期刊名称:Journal of Advances in Modeling Earth Systems
电子版ISSN:1942-2466
出版年度:2020
卷号:12
期号:9
页码:1-25
DOI:10.1029/2020MS002091
出版社:John Wiley & Sons, Ltd.
摘要:Continental shallow cumulus (ShCu) clouds observed on 30 August 2016 during the Holistic Interactions of Shallow Clouds, Aerosols, and Land‐Ecosystems (HI‐SCALE) field campaign are simulated by using an observation‐constrained cloud‐system resolving model. On this day, ShCu forms over Oklahoma and southern Kansas and some of these clouds transition to deeper, precipitating convection during the afternoon.
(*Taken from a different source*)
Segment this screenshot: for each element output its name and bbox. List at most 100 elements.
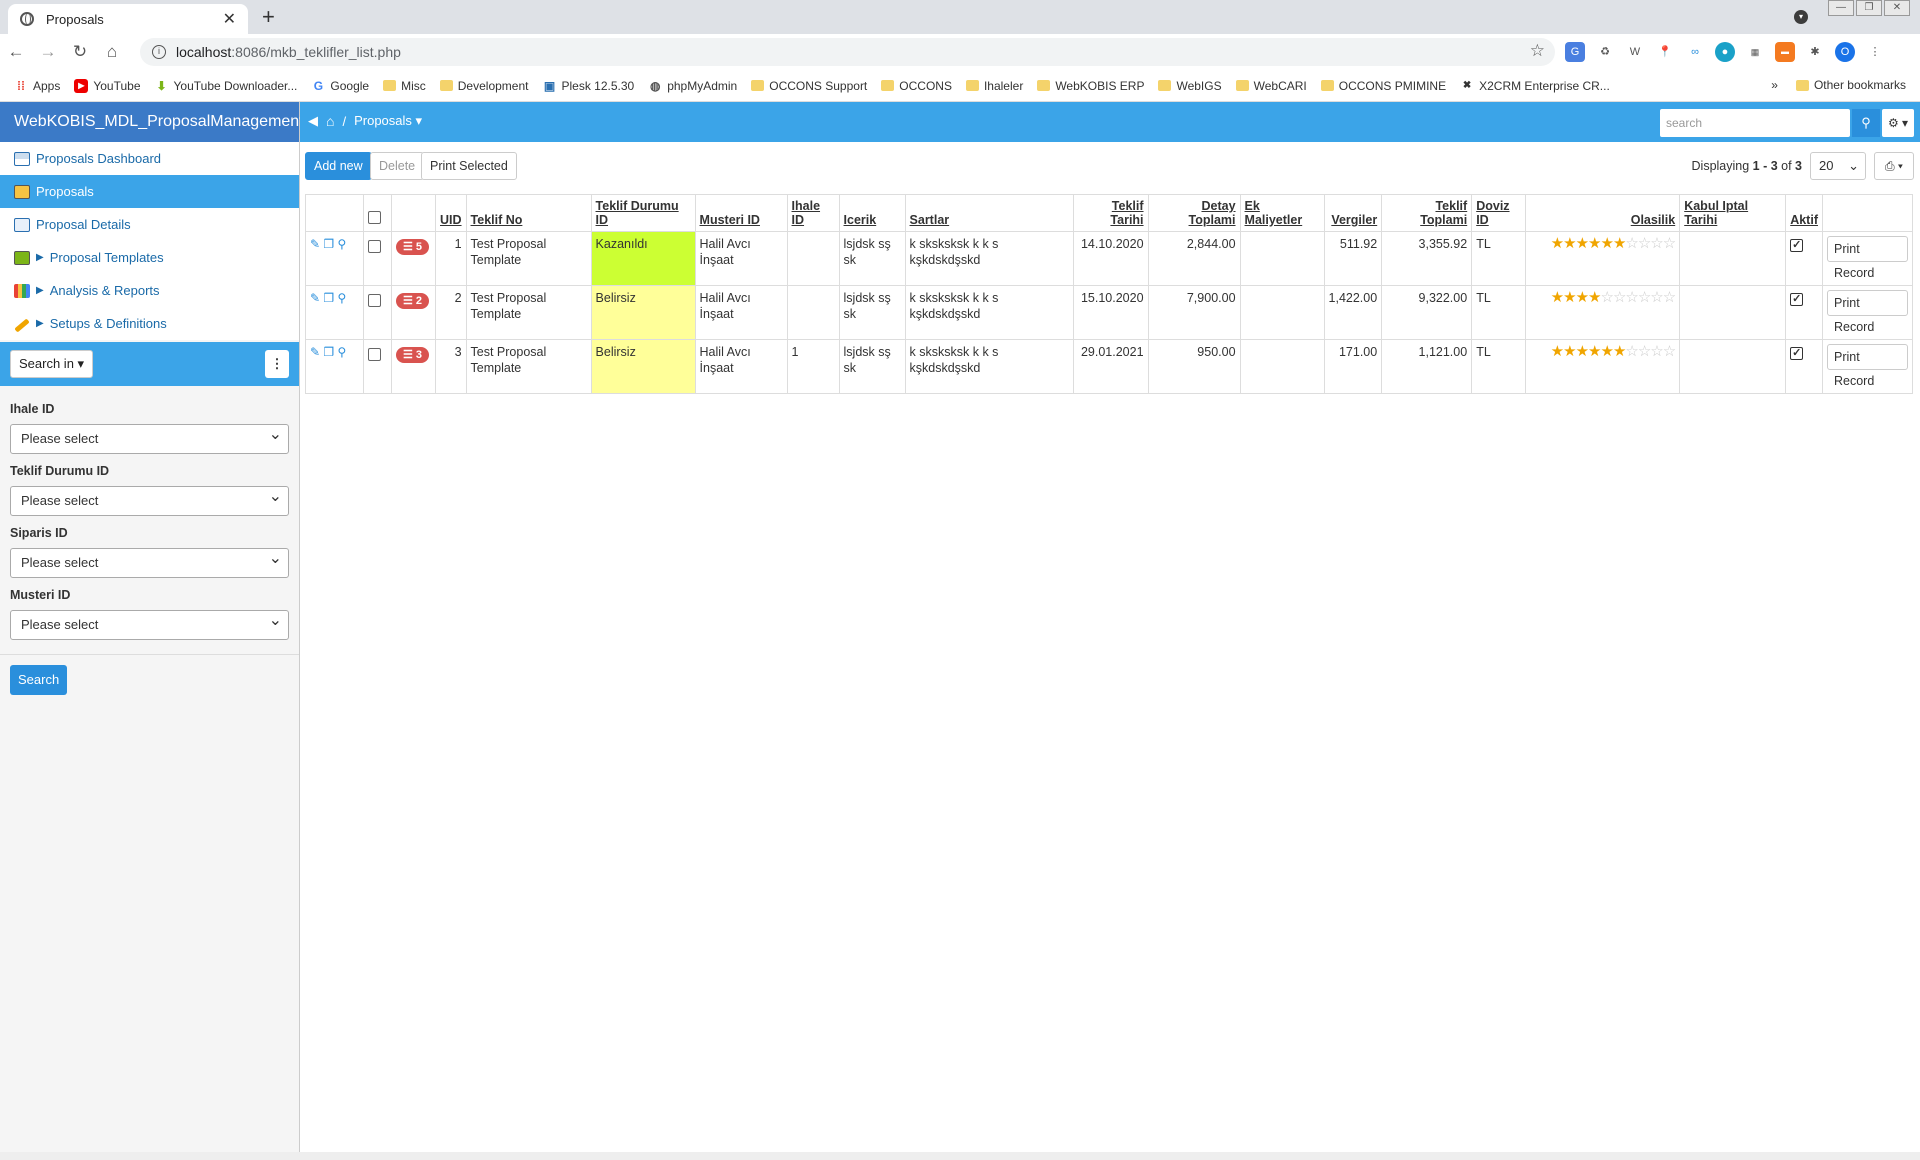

We apply a four‐dimensional ensemble‐variational (4DEnVar) hybrid technique in the Community Gridpoint Statistical Interpolation (GSI) system to assimilate operational data sets and unique boundary layer measurements including a Raman lidar, radar wind profilers, radiosondes, and surface stations collected by the U.S. Department of Energy's (DOE) Atmospheric Radiation Measurement (ARM) Southern Great Plains (SGP) atmospheric observatory into the Weather Research and Forecasting (WRF) model to ascertain how improved environmental conditions can influence forecasts of ShCu populations and the transition to deeper convection. Independent observations from aircraft, satellite, as well as ARM's remote sensors are used to evaluate model performance in different aspects. Several model experiments are conducted to identify the impact of data assimilation (DA) on the prediction of clouds evolution. The analyses indicate that ShCu populations are more accurately reproduced after DA in terms of cloud initiation time and cloud base height, which can be attributed to an improved representation of the ambient meteorological conditions and the convective boundary layer. Extending the assimilation to 18 UTC (local noon) also improved the simulation of shallow‐to‐deep transitions of convective clouds.